Lapatinib can activate or supress estrogen receptor (ER) signaling in cell models of endocrine resistant breast cancer.

Abstract

Abstract Abstract #3031 Background
 Growth factor (GF) signaling is frequently upregulated in hormone resistant breast cancer (BC) and provides the rationale for using the dual EGFR/HER2 inhibitor, lapatinib (LAP) in an effort to overcome endocrine resistance. Hormone resistant BC can also vary in its degree of continued ER dependence. We previously demonstrated potent synergy between LAP and TAM in cell models of acquired endocrine resistance to tamoxifen (TAMR cells), and to estrogen deprivation (LTED cells)1. This study aimed to characterize the phenotype of these two models with a focus on the ER pathway, and to determine the biological basis for the observed synergy between LAP and TAM.
 Methods
 LTED cells and TAMR cells were both derived from hormone-sensitive MCF7 parental cells as previously described1. The differential effects of LAP, TAM, estrogen deprivation (ED) or the combination were assessed by proliferation assays, ERE reporter assays, quantitative PCR and western blot analyses.
 Results
 In LTEDs: Increased ER expression and ERE transactivation were seen in LTEDs compared to MCF7 cells, as well as continued sensitivity to the ER downregulator, fulvestrant (FUL), indicating that in LTEDs, ER activity is not only enhanced but is also a significant driver of growth. In LTEDs, LAP alone suppressed ER activity as measured by both ERE transactivation and ER phosphorylation at Ser118; the most effective suppression of ER activity was achieved with a combination of LAP+TAM/ED where the effects were additive.

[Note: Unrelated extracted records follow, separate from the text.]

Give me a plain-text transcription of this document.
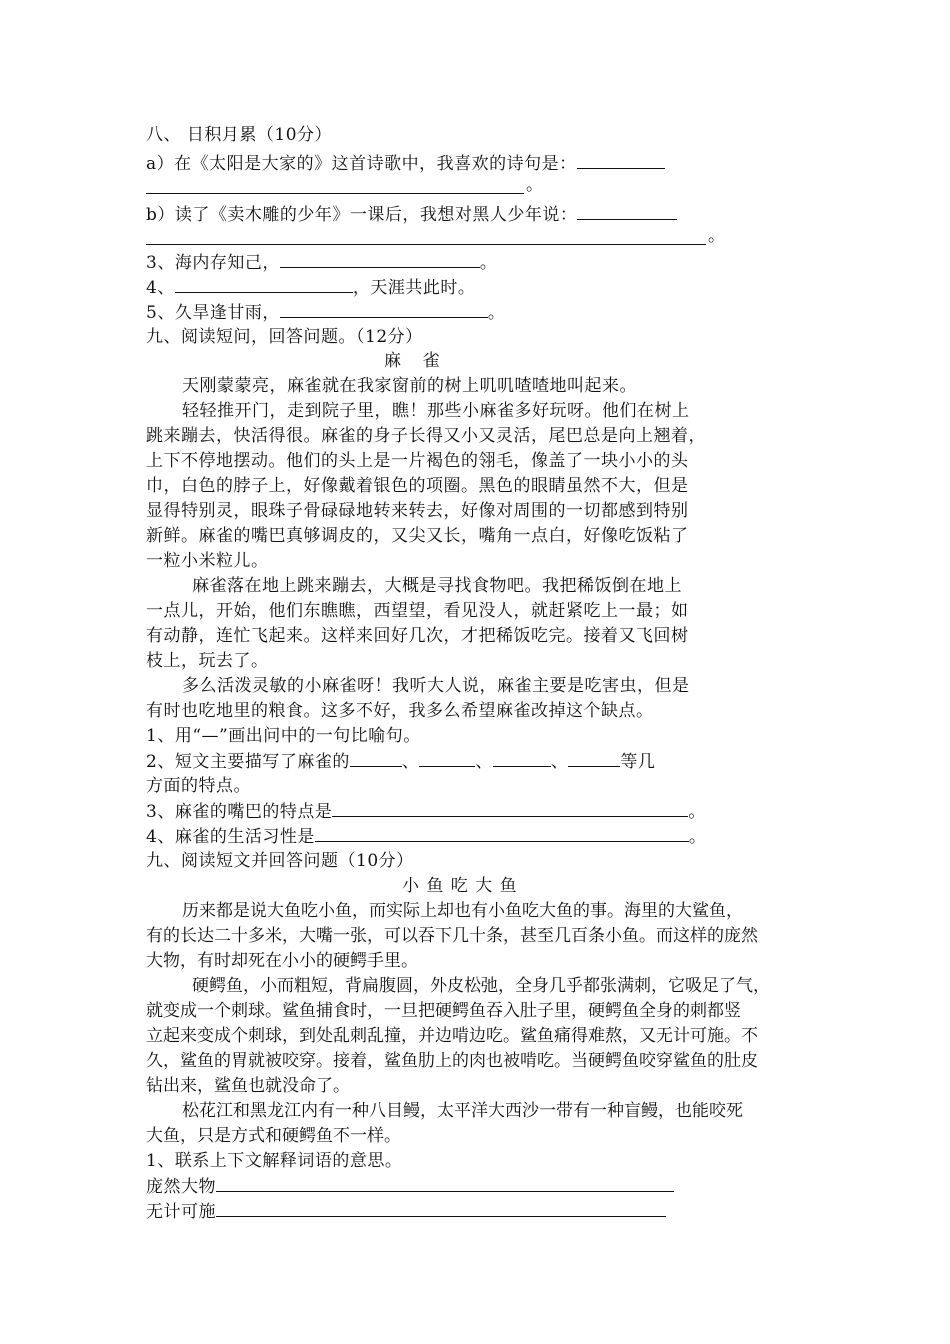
八、 日积月累（10分）
a）在《太阳是大家的》这首诗歌中，我喜欢的诗句是：
。
b）读了《卖木雕的少年》一课后，我想对黑人少年说：
。
3、海内存知己，	。
4、	，天涯共此时。
5、久旱逢甘雨，	。
九、阅读短问，回答问题。（12分）
麻    雀
天刚蒙蒙亮，麻雀就在我家窗前的树上叽叽喳喳地叫起来。
轻轻推开门，走到院子里，瞧！那些小麻雀多好玩呀。他们在树上
跳来蹦去，快活得很。麻雀的身子长得又小又灵活，尾巴总是向上翘着，
上下不停地摆动。他们的头上是一片褐色的翎毛，像盖了一块小小的头
巾，白色的脖子上，好像戴着银色的项圈。黑色的眼睛虽然不大，但是
显得特别灵，眼珠子骨碌碌地转来转去，好像对周围的一切都感到特别
新鲜。麻雀的嘴巴真够调皮的，又尖又长，嘴角一点白，好像吃饭粘了
一粒小米粒儿。
麻雀落在地上跳来蹦去，大概是寻找食物吧。我把稀饭倒在地上
一点儿，开始，他们东瞧瞧，西望望，看见没人，就赶紧吃上一最；如
有动静，连忙飞起来。这样来回好几次，才把稀饭吃完。接着又飞回树
枝上，玩去了。
多么活泼灵敏的小麻雀呀！我听大人说，麻雀主要是吃害虫，但是
有时也吃地里的粮食。这多不好，我多么希望麻雀改掉这个缺点。
1、用“—”画出问中的一句比喻句。
2、短文主要描写了麻雀的	、	、	、	等几
方面的特点。
3、麻雀的嘴巴的特点是	。
4、麻雀的生活习性是	。
九、阅读短文并回答问题（10分）
小 鱼 吃 大 鱼
历来都是说大鱼吃小鱼，而实际上却也有小鱼吃大鱼的事。海里的大鲨鱼，
有的长达二十多米，大嘴一张，可以吞下几十条，甚至几百条小鱼。而这样的庞然
大物，有时却死在小小的硬鳄手里。
硬鳄鱼，小而粗短，背扁腹圆，外皮松弛，全身几乎都张满刺，它吸足了气，
就变成一个刺球。鲨鱼捕食时，一旦把硬鳄鱼吞入肚子里，硬鳄鱼全身的刺都竖
立起来变成个刺球，到处乱刺乱撞，并边啃边吃。鲨鱼痛得难熬，又无计可施。不
久，鲨鱼的胃就被咬穿。接着，鲨鱼肋上的肉也被啃吃。当硬鳄鱼咬穿鲨鱼的肚皮
钻出来，鲨鱼也就没命了。
松花江和黑龙江内有一种八目鳗，太平洋大西沙一带有一种盲鳗，也能咬死
大鱼，只是方式和硬鳄鱼不一样。
1、联系上下文解释词语的意思。
庞然大物
无计可施
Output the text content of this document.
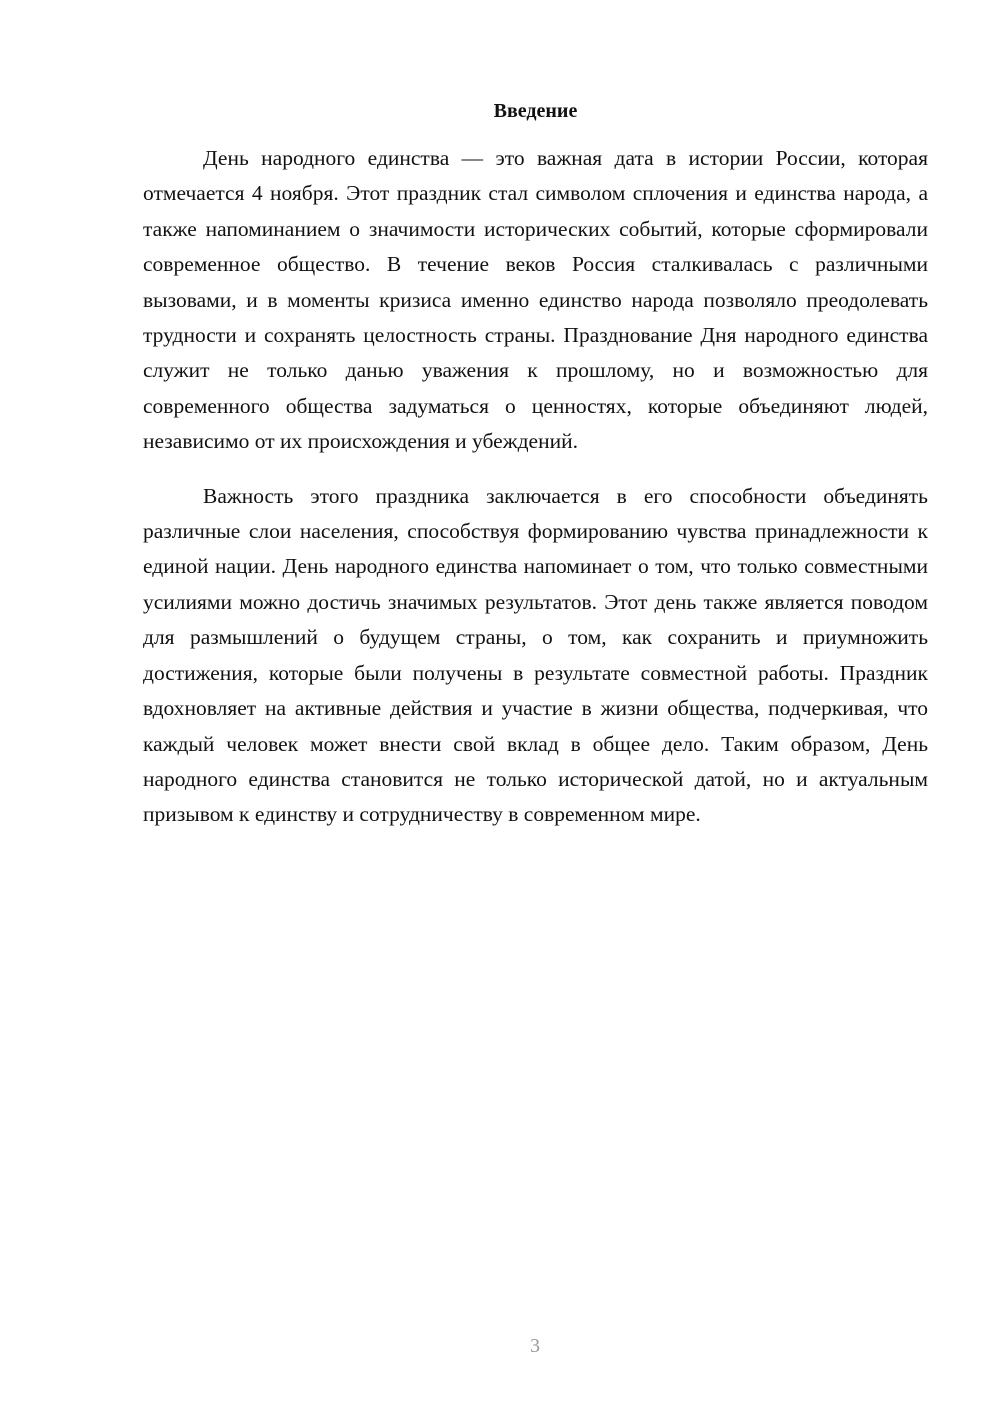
Введение

День народного единства — это важная дата в истории России, которая отмечается 4 ноября. Этот праздник стал символом сплочения и единства народа, а также напоминанием о значимости исторических событий, которые сформировали современное общество. В течение веков Россия сталкивалась с различными вызовами, и в моменты кризиса именно единство народа позволяло преодолевать трудности и сохранять целостность страны. Празднование Дня народного единства служит не только данью уважения к прошлому, но и возможностью для современного общества задуматься о ценностях, которые объединяют людей, независимо от их происхождения и убеждений.

Важность этого праздника заключается в его способности объединять различные слои населения, способствуя формированию чувства принадлежности к единой нации. День народного единства напоминает о том, что только совместными усилиями можно достичь значимых результатов. Этот день также является поводом для размышлений о будущем страны, о том, как сохранить и приумножить достижения, которые были получены в результате совместной работы. Праздник вдохновляет на активные действия и участие в жизни общества, подчеркивая, что каждый человек может внести свой вклад в общее дело. Таким образом, День народного единства становится не только исторической датой, но и актуальным призывом к единству и сотрудничеству в современном мире.

3
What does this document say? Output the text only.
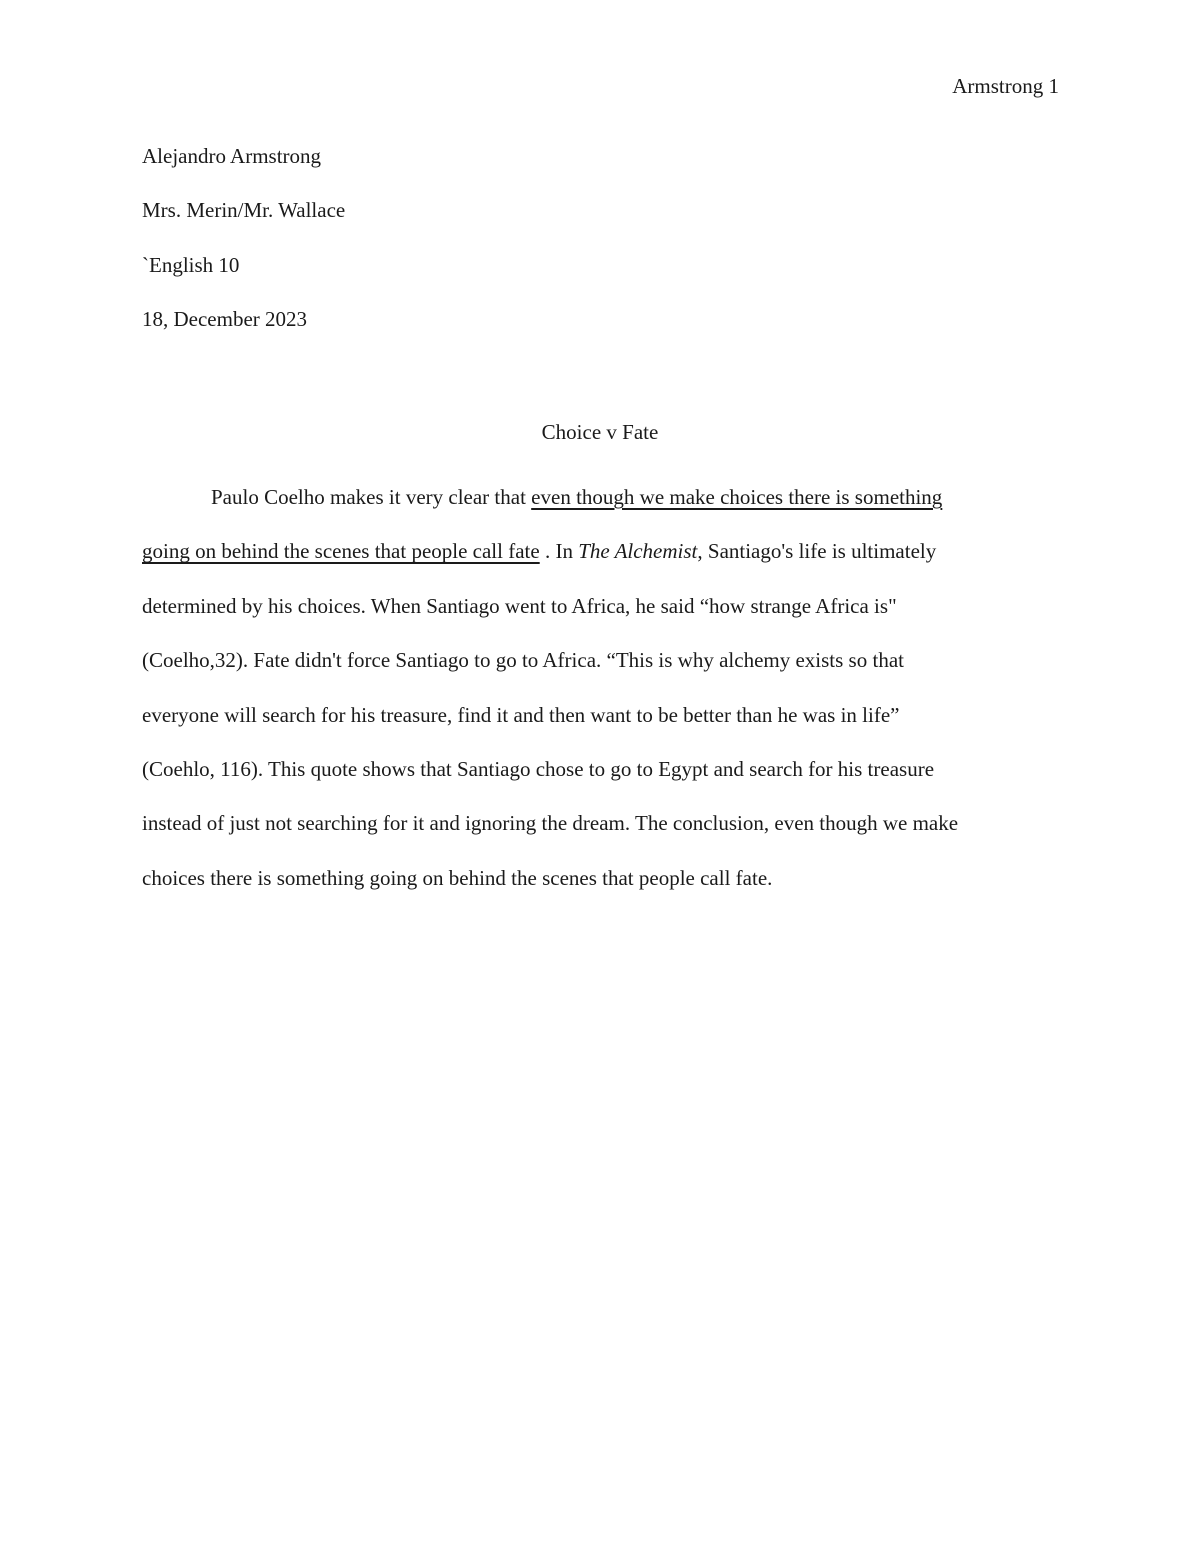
Armstrong 1
Alejandro Armstrong
Mrs. Merin/Mr. Wallace
`English 10
18, December 2023
Choice v Fate
Paulo Coelho makes it very clear that even though we make choices there is something
going on behind the scenes that people call fate . In The Alchemist, Santiago's life is ultimately
determined by his choices. When Santiago went to Africa, he said “how strange Africa is"
(Coelho,32). Fate didn't force Santiago to go to Africa. “This is why alchemy exists so that
everyone will search for his treasure, find it and then want to be better than he was in life”
(Coehlo, 116). This quote shows that Santiago chose to go to Egypt and search for his treasure
instead of just not searching for it and ignoring the dream. The conclusion, even though we make
choices there is something going on behind the scenes that people call fate.
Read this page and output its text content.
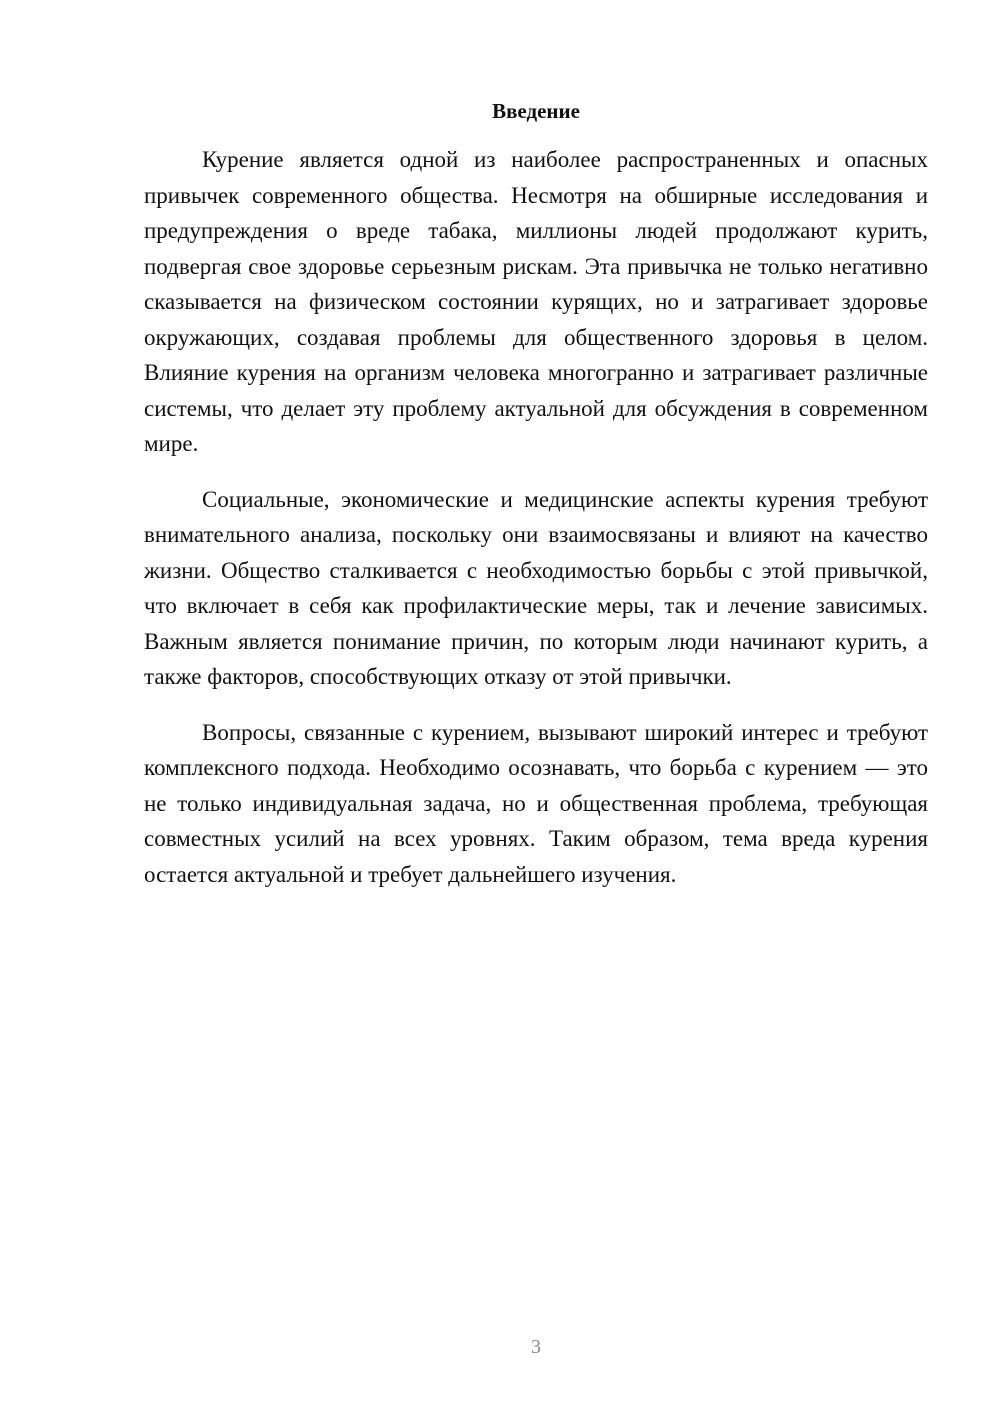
Введение

Курение является одной из наиболее распространенных и опасных привычек современного общества. Несмотря на обширные исследования и предупреждения о вреде табака, миллионы людей продолжают курить, подвергая свое здоровье серьезным рискам. Эта привычка не только негативно сказывается на физическом состоянии курящих, но и затрагивает здоровье окружающих, создавая проблемы для общественного здоровья в целом. Влияние курения на организм человека многогранно и затрагивает различные системы, что делает эту проблему актуальной для обсуждения в современном мире.

Социальные, экономические и медицинские аспекты курения требуют внимательного анализа, поскольку они взаимосвязаны и влияют на качество жизни. Общество сталкивается с необходимостью борьбы с этой привычкой, что включает в себя как профилактические меры, так и лечение зависимых. Важным является понимание причин, по которым люди начинают курить, а также факторов, способствующих отказу от этой привычки.

Вопросы, связанные с курением, вызывают широкий интерес и требуют комплексного подхода. Необходимо осознавать, что борьба с курением — это не только индивидуальная задача, но и общественная проблема, требующая совместных усилий на всех уровнях. Таким образом, тема вреда курения остается актуальной и требует дальнейшего изучения.

3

 In TAMRs: In contrast, TAMRs demonstrated decreased ER activity (low basal ERE transactivation and loss of PgR) and ER independent proliferation (FUL had minimal growth inhibitory effects despite ER downregulation). In TAMRs, neither LAP nor TAM had significant antiproliferative effects on their own: LAP alone decreased pMAPK/pAkt but increased basal ERE transactivation and transcription of the ER-responsive gene pS2. TAM alone inhibited ERE activation but increased HER2 gene and protein expression. Inhibiting both HER2 and ER pathways with LAP+TAM resulted in synergistic growth inhibition.
 Conclusions
 In LTED cells with enhanced ER function attributable in part to GF receptor activation, the synergistic antiproliferative effects from LAP and TAM or ED may be largely due to enhanced inhibition of ER signaling. In contrast in TAMR cells with suppressed ER activity, LAP alone appears to enhance ER signaling, while TAM alone inhibits ER activity but increases HER2 expression. In TAMRs, the combination of TAM+LAP is required to interrupt both ER and GF signaling. These results suggest that the basis for synergy between LAP and endocrine therapy in hormone resistant BC may vary depending on the nature of the cross-talk between the ER and GF pathways.
 1SABCS, 2006 Abs 303. Citation Information: Cancer Res 2009;69(2 Suppl):Abstract nr 3031.